# Ngô Quốc Anh

## August 29, 2014

### Prescribed Q-curvature and scalar curvature problems in the null case

Filed under: PDEs, Riemannian geometry — Tags: — Ngô Quốc Anh @ 20:24

On a 2-dimensional compact Riemannian manifold $(M, g)$ without boundary, the prescribed scalar curvature problem in the flat case is equivalent to solving the following PDE

$\displaystyle -\Delta_g u = fe^{2u}$

with $f$ is a given non-constant smooth function on $M$ and $\Delta_g$ is the Laplace-Beltrami operator associated with the metric $g$.

Simply by integrating both sides of the PDE, it is immediate to see that if $u$ solves the PDE, it would satisfy $\int_M f e^{2u} dv =0$; hence the candidate function $f$ must change sign in $M$. In their elegant paper published in 1974, Kazdan and Warner showed that in addition to the sign-changing property of $f$, it must also satisfy the following inequality

$\displaystyle \int_M f dv <0.$

This is just a simple observation from integration by parts if we multiply both sides of the PDE by $e^{-2u}$. Interestingly, Kazdan and Warner were able to show that the above two properties are also sufficient in the sense that it is enough to prove that the PDE is solvable.

In higher dimensions, perhaps, the most natural generalization of the operator $\Delta_g$ is the well-known Paneitz operator and its corresponding Q-curvature, see this link.

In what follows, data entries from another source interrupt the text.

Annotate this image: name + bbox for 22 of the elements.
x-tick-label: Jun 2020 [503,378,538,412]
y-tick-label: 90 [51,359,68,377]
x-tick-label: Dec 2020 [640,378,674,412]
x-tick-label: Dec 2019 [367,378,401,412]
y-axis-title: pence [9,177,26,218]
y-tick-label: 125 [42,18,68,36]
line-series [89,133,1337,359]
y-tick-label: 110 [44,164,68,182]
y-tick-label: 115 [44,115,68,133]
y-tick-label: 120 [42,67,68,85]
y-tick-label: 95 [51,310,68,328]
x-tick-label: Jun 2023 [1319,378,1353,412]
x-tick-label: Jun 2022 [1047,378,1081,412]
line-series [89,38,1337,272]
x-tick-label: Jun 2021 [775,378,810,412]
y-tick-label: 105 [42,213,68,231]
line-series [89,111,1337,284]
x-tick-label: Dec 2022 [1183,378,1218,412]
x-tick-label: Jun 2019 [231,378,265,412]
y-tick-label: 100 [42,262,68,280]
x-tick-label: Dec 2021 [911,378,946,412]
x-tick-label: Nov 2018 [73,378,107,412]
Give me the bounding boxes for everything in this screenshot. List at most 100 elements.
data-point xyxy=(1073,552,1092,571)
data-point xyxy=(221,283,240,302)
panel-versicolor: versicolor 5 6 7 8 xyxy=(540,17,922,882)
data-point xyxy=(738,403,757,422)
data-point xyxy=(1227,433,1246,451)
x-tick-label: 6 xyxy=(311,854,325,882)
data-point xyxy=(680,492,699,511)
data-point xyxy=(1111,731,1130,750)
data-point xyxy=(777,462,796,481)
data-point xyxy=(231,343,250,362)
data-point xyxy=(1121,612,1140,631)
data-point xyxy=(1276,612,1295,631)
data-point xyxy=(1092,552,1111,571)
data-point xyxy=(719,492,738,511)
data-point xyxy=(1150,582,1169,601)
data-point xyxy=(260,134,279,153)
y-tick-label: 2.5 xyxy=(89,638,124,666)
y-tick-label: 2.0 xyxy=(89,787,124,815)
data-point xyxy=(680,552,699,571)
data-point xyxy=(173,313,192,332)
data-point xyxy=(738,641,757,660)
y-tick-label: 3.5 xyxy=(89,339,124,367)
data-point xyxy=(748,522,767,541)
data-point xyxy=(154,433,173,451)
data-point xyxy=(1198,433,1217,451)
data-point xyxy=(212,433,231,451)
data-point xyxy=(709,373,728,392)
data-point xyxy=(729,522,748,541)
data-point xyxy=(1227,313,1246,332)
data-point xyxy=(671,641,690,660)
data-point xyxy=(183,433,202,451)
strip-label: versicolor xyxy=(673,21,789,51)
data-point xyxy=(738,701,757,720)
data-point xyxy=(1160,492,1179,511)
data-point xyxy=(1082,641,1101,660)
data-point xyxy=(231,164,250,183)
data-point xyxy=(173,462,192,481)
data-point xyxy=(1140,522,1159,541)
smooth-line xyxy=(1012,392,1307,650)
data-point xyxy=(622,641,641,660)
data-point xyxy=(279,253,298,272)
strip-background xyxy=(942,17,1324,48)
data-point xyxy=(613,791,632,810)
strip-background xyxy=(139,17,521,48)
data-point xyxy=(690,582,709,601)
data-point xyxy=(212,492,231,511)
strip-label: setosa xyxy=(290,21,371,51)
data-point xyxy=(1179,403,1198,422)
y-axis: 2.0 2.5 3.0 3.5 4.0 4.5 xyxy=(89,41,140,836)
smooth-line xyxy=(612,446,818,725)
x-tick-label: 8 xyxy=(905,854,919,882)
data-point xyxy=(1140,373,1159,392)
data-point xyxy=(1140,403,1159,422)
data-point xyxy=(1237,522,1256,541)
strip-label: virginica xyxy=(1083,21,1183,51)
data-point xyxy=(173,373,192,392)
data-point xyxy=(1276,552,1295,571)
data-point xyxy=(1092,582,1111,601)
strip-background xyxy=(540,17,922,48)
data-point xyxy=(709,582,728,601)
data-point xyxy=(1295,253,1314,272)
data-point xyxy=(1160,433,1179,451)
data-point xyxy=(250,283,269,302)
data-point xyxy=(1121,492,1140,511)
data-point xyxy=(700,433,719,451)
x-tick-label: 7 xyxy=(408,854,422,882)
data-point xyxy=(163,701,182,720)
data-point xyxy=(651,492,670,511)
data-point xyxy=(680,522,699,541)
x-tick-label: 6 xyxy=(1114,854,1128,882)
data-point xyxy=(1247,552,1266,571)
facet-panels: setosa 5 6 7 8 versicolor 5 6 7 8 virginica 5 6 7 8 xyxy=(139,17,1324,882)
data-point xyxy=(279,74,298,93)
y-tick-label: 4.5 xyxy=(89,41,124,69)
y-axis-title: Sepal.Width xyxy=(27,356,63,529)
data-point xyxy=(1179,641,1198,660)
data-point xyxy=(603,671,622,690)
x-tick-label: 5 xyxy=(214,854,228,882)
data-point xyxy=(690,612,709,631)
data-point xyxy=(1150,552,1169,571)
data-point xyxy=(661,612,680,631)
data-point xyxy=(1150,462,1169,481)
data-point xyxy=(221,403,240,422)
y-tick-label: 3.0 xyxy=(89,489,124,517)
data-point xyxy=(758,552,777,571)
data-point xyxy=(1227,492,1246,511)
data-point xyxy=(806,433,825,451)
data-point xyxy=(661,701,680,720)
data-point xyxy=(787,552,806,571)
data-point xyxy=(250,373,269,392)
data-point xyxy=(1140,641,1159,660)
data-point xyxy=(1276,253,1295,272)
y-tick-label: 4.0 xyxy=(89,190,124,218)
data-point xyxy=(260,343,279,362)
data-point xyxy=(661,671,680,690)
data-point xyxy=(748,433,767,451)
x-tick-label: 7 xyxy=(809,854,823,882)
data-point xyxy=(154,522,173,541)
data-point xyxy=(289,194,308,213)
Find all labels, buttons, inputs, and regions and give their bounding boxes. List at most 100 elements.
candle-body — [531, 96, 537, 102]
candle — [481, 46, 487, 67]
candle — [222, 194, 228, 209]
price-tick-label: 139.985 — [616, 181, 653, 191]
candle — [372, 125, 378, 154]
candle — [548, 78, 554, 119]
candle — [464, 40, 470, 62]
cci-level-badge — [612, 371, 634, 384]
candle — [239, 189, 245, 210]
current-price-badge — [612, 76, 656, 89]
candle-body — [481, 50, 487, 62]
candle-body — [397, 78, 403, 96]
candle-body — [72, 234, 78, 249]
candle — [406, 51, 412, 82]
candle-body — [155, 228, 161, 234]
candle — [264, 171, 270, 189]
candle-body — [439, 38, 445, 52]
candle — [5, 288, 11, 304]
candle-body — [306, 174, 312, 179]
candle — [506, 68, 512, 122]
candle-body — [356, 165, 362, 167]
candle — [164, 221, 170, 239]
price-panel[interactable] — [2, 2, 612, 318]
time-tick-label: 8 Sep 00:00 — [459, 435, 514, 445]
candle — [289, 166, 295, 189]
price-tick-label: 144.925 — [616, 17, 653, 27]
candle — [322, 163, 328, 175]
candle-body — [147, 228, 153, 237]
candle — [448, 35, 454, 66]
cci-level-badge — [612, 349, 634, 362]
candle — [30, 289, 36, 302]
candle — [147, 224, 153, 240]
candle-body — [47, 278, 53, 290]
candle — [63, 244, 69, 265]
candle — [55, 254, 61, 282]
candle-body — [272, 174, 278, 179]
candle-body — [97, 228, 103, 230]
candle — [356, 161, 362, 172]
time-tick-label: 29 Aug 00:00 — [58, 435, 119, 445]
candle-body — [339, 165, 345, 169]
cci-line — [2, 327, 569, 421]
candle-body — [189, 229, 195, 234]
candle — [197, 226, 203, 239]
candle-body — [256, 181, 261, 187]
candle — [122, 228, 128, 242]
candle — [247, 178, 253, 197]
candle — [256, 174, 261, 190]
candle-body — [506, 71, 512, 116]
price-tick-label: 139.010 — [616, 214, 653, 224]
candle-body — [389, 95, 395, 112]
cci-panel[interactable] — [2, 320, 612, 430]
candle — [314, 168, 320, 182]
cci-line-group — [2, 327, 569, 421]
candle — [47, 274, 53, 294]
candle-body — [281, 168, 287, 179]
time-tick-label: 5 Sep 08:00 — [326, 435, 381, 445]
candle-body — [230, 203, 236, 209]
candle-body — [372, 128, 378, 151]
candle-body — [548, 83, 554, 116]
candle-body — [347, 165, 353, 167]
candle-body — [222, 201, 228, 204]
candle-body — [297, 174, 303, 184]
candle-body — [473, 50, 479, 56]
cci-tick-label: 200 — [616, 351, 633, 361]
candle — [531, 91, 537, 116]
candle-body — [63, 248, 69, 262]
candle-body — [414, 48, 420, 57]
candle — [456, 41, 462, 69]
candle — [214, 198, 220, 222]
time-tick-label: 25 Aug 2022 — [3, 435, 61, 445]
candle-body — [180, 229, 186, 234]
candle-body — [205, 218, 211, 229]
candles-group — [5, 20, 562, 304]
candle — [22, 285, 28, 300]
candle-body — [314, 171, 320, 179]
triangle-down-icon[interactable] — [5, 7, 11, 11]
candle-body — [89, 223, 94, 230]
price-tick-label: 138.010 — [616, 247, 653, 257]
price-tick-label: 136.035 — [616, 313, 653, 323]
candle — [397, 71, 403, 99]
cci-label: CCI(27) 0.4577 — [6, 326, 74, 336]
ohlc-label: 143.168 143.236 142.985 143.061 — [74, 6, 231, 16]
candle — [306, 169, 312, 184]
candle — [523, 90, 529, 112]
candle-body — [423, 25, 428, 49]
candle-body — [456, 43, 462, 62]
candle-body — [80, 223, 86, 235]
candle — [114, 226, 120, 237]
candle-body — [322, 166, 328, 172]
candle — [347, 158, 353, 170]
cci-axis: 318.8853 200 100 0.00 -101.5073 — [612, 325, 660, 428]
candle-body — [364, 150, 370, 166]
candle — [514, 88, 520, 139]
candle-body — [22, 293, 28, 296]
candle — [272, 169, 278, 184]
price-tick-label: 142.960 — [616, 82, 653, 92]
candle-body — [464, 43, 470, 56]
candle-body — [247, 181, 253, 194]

Assume that $(M,g)$ is a compact Riemannian 4-manifold without boundary. We denote by $P_g^4$ the so-called Paneitz operator acting on any smooth function $u$ via the following rule

$\displaystyle P_g^4(u) = \Delta _g^2u + {\rm div}\left( {\frac{2}{3}{R_g} - 2{\rm Ric}_g} \right)du ,$

where by ${\rm Ric}$ and $R$ we mean the Ricci tensor and the scalar curvature of $g$, respectively.